How it started

14 days from Land’s End to John O’Groats

LEJOG is one of those bucket list things for many cyclists, myself included. The idea of cycling from one end of the country to another has a strange allure considering how hard it is. I’d looked at it before but it had never got off the ground. The Deloitte version, taking just 9 days, always seemed a bit too much of a stretch but a supported, 14 day event seemed manageable.

In early May I’d thought about riding LEJOG with Pedal Britain starting in June 2022 but after talking to various people, including the people that run the ride, friends and other cyclists I decided to try it next year. Then I rode the Etape Caledonia on 15th May, finished it feeling really good and without having really struggled on the climbs and suddenly it felt like it might be doable sooner. Then a space came up on the ride in July 2022; that gave me 8 weeks to get ready rather than 5.

I spoke to the coach associated with Pedal Britain and he thought I just needed to sharpen up as my fitness sounded like it was ok. That was that then, I booked the last space and waited to hear if I was in. The next morning I had an invoice waiting in my email. My first reaction was “fuuuccckkkkk, what have I done?”

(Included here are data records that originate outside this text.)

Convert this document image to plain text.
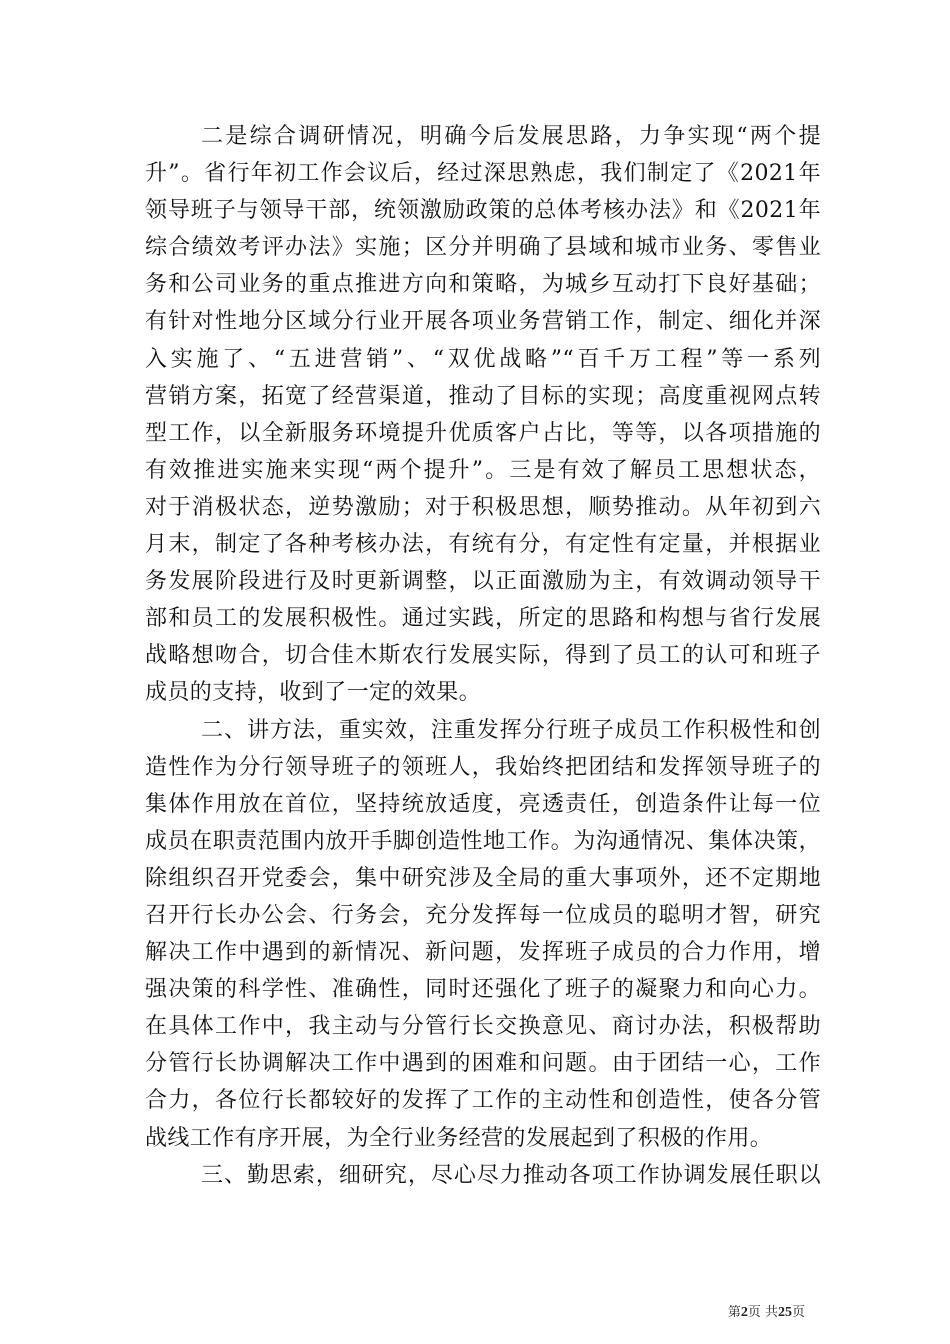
二是综合调研情况，明确今后发展思路，力争实现“两个提
升”。省行年初工作会议后，经过深思熟虑，我们制定了《2021年
领导班子与领导干部，统领激励政策的总体考核办法》和《2021年
综合绩效考评办法》实施；区分并明确了县域和城市业务、零售业
务和公司业务的重点推进方向和策略，为城乡互动打下良好基础；
有针对性地分区域分行业开展各项业务营销工作，制定、细化并深
入实施了、“五进营销”、“双优战略”“百千万工程”等一系列
营销方案，拓宽了经营渠道，推动了目标的实现；高度重视网点转
型工作，以全新服务环境提升优质客户占比，等等，以各项措施的
有效推进实施来实现“两个提升”。三是有效了解员工思想状态，
对于消极状态，逆势激励；对于积极思想，顺势推动。从年初到六
月末，制定了各种考核办法，有统有分，有定性有定量，并根据业
务发展阶段进行及时更新调整，以正面激励为主，有效调动领导干
部和员工的发展积极性。通过实践，所定的思路和构想与省行发展
战略想吻合，切合佳木斯农行发展实际，得到了员工的认可和班子
成员的支持，收到了一定的效果。
二、讲方法，重实效，注重发挥分行班子成员工作积极性和创
造性作为分行领导班子的领班人，我始终把团结和发挥领导班子的
集体作用放在首位，坚持统放适度，亮透责任，创造条件让每一位
成员在职责范围内放开手脚创造性地工作。为沟通情况、集体决策，
除组织召开党委会，集中研究涉及全局的重大事项外，还不定期地
召开行长办公会、行务会，充分发挥每一位成员的聪明才智，研究
解决工作中遇到的新情况、新问题，发挥班子成员的合力作用，增
强决策的科学性、准确性，同时还强化了班子的凝聚力和向心力。
在具体工作中，我主动与分管行长交换意见、商讨办法，积极帮助
分管行长协调解决工作中遇到的困难和问题。由于团结一心，工作
合力，各位行长都较好的发挥了工作的主动性和创造性，使各分管
战线工作有序开展，为全行业务经营的发展起到了积极的作用。
三、勤思索，细研究，尽心尽力推动各项工作协调发展任职以
第2页 共25页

Next thing was to book travel insurance (just in case anything went wrong before the start) and then signed up with Grant Goodman, the coach. His first request, not surprisingly, was to get me to do an FTP test. This is a horrible thing to do, after a pretty hard warm up it’s about going as hard as you can for 20 minutes. The first 10 minutes feel hard, the next 5 minutes hurt and you spend the last 5 minutes just wanting it to end. The good news was that my FTP was the highest it’s ever been, that’s a good starting point. Grant went to work building a training plan to have me ready in 8 weeks.